Pour conclure, l'impact médiatique du Capital au XXIème n'est pas égal à l'immuabilité des théories défendues dans l'ouvrage… et Piketty est le premier à le reconnaître : « les sources rassemblées dans le cadre de ce livre sont plus étendues que celles des auteurs précédents, mais elles sont imparfaites et incomplètes. Toutes les conclusions auxquelles je suis parvenu sont par nature fragiles et méritent d'être remises en question et en débat ». Sa solution qui consisterait à mettre en place un impôt mondial sur la fortune est, il le concède lui-même, "utopique" et semble plus dériver de ses propres convictions idéologiques que basée sur son étude, et surtout, ne traite pas le problème qu'il dénonce à la base. La mise en place d'une taxation intervenant après la répartition des revenus et du capital, Piketty ne propose donc pas de traiter les conséquences de r>g, c'est-à-dire l'accumulation infinie des richesses par les plus riches.

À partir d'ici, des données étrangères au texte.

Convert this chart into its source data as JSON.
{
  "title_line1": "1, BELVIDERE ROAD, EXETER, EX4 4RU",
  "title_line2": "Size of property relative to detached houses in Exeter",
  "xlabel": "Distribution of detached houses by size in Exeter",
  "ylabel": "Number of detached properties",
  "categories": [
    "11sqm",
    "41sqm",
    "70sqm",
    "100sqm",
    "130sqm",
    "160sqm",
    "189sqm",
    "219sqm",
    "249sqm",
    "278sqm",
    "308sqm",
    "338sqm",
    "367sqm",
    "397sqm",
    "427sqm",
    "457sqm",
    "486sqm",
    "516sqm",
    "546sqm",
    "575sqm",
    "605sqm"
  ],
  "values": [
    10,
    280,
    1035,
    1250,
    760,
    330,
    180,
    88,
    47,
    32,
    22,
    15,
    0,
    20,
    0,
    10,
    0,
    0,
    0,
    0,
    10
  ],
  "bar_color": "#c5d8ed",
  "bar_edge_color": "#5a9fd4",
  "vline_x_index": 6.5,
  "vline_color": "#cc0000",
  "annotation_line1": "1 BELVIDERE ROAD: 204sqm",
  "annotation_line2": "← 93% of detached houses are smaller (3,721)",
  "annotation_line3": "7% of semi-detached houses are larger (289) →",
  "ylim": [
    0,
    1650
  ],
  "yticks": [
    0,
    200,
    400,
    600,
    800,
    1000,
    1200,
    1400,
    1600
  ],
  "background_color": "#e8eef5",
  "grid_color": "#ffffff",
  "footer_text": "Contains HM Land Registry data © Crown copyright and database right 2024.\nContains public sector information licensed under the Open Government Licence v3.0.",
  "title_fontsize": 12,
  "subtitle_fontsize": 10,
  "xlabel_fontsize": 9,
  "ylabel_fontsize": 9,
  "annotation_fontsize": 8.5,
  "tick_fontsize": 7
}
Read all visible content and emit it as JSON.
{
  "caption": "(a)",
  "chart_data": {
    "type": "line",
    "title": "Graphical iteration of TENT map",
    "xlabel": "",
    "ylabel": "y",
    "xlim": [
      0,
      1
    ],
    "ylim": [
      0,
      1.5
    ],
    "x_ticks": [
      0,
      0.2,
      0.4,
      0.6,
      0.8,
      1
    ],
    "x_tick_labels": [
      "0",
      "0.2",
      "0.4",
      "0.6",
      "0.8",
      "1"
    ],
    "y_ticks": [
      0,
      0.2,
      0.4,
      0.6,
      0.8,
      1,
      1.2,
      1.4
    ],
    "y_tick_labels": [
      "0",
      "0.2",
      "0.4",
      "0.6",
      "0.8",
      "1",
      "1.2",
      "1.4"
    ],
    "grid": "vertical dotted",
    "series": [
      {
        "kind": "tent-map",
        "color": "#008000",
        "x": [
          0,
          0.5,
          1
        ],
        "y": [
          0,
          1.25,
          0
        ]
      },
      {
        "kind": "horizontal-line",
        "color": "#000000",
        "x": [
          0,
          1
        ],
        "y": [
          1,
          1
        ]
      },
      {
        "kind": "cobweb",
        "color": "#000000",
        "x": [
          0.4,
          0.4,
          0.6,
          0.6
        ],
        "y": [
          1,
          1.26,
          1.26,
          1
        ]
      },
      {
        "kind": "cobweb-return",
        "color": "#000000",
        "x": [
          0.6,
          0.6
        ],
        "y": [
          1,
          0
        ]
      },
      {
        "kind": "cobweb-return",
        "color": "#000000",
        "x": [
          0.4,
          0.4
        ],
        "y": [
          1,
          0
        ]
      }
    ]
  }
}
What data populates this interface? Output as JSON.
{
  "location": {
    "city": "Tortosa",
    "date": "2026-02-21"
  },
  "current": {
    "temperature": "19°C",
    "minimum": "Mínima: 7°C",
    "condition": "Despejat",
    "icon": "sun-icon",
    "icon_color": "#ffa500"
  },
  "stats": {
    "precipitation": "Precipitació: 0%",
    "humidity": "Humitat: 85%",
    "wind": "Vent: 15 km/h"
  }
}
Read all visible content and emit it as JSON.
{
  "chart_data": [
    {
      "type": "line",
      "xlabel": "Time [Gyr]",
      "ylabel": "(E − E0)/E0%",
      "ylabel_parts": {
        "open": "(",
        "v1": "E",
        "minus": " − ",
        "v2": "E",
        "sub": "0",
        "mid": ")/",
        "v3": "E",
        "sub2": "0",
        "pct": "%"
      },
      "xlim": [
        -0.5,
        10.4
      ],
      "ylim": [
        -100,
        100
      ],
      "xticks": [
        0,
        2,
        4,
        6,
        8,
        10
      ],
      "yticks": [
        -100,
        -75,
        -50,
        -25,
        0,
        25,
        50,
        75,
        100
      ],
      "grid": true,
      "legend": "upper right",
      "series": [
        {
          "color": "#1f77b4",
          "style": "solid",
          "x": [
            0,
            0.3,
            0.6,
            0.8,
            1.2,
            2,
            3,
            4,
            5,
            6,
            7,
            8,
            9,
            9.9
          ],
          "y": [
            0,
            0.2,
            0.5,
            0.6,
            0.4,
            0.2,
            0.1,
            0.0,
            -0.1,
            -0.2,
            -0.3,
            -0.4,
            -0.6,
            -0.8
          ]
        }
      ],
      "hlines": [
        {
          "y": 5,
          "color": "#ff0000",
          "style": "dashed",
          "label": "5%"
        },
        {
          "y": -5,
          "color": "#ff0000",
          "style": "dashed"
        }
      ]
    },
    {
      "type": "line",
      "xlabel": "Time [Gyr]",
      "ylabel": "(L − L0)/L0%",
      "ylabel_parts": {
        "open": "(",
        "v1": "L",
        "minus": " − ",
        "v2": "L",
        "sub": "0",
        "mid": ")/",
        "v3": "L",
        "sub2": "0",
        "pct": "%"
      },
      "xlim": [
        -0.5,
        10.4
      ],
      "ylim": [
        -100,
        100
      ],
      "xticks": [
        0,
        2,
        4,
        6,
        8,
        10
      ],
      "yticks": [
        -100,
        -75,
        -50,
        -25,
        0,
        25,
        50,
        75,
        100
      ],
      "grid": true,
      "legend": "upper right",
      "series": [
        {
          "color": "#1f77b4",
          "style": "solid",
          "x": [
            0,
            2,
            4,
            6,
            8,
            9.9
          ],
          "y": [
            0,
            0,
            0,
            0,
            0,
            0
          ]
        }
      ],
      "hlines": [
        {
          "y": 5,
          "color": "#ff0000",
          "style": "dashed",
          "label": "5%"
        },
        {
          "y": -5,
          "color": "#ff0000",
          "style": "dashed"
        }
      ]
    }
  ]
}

[1] Stephan Homburg donne cet exemple numérique : Pour un contribuable d'une fortune égale à 100.

  • Le taux de rendement du revenu du capital avant impôt sera de 4.
  • L'impôt sur le fortune de 10 (soit 250% du revenu du capital).
  • L'impôt sur le revenu de 3,2 (soit 80% du revenu du capital)
  • L'impôt total de 13,2 (soit 330% du revenu du capital).